Comme partout ailleurs, la lutte contre la propagation du Coronavirus (Covid-19) passe par des mesures rigoureuses, allant jusqu’au confinement strict de certaines agglomérations. Et dans toute action et décision, ne jamais oublier le dicton : « Ventre affamé n’a point d’oreilles ». Il y a donc fort à parier qu’aujourd’hui, avec la dégradation progressive de la situation sanitaire et directement la situation sociale, le pays court la grande pénurie et la population, aux abois et la mise dans les conditions d’isolement pourrait se livrer au pillage!

L’HEURE DE LA SOLIDARITÉ NATIONALE

C’est ici que des voix s’élèvent, notamment celle de la Fédération des entreprises du Congo (FEC), des politiques, pour la prise de certaines mesures compensatoires en faveur de l’activité économique. Il s’agira éventuellement des allègements fiscaux, exonérations fiscales, etc.

Déjà que dans la responsabilité sociétale des entreprises, la FEC a lancé un appel de solidarité nationale en vue d’une contribution financière ou matérielle pour soutenir la population à contribuer à la lutte contre la pandémie.

Aussi, l’État devra tabler sur des mesures de soulagement social en faveur des foyers les plus démunis. Par exemple, prendre en charge, même partiellement, les factures de consommation d’eau et d’électricité, subventionner l’INRB tout comme des partenaires dans la fabrication de gels de désinfection ou de masques de protection et pourquoi pas ouvrir des cantines populaires pour revendre à un coût bas les denrées de première nécessité ?

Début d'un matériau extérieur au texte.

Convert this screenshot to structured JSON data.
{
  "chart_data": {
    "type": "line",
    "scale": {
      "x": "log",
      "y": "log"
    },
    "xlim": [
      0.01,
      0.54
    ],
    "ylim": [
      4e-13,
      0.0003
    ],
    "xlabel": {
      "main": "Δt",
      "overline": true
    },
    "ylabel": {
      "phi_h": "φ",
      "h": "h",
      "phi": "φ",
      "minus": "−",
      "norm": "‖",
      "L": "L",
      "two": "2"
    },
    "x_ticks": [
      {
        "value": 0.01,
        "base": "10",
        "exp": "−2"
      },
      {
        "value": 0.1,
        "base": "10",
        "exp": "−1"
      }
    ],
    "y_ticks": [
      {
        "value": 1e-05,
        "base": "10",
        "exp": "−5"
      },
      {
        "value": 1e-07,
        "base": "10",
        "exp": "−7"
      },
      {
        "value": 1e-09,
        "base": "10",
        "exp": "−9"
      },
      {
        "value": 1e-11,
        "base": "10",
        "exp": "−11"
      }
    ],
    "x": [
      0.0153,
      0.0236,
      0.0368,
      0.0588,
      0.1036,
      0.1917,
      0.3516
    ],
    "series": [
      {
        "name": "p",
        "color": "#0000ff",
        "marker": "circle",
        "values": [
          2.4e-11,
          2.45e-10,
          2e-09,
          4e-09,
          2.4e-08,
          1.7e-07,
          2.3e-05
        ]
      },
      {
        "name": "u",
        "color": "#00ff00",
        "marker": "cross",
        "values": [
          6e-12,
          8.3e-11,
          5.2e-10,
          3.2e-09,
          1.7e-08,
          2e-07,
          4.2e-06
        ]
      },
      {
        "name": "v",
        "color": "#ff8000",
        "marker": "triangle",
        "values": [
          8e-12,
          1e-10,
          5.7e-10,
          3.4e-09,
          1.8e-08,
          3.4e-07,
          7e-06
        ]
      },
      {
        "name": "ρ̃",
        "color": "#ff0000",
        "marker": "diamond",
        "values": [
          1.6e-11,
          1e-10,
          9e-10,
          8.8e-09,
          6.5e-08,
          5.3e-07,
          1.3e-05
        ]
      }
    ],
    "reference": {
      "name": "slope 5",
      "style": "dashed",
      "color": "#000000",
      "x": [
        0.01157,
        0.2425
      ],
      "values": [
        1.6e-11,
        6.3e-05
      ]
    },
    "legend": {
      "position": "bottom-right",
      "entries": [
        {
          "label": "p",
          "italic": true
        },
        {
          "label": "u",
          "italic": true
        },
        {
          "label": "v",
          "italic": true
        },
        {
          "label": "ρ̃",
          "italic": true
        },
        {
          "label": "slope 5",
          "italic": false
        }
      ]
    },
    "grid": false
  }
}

Plus que cela, il faut un sursaut patriotique pour sauver ce qu’il convient de sauver. En effet, c’est le moment où, plus que jamais les populations doivent se montrer plus soudées et solidaires les unes envers les autres. Car, face à la menace du Covid19, il n’y a pas de politique, ni d’adversaire. Nous sommes tous confrontés au même sort et personne ne peut se dire que cette affaire ne le concerne pas.

Curieusement, depuis la déclaration du premier cas « positif », le 10 mars 2020, la plupart des Congolais hésitent encore à apporter leur contribution dans la lutte. Pourtant, chacun de nous a quelque chose à donner, selon ses possibilités et ses capacités. Ils peuvent suivre le bel exemple de certains compatriotes, comme Moïse Katumbi, qui se sont déjà illustrés avec la mise à disposition au gouvernement des dons : 8 millions de masques et 20 tonnes de désinfectants.

Dans tous les cas, le renforcement des mesures restrictives, au nom de la sécurité sanitaire, sans prendre en compte des conséquences économiques et sociales qu’elles vont entraîner, va créer une situation dramatique avant même le drame en perspective de la dangereuse progression du virus.

C’est dans cette optique que le gouvernement doit tendre la main à ses filles et fils, ainsi qu’à ses partenaires, afin qu’ensemble, on scelle une chaîne de solidarité basé sur un idéal commun : vaincre le Coronavirus en RDC.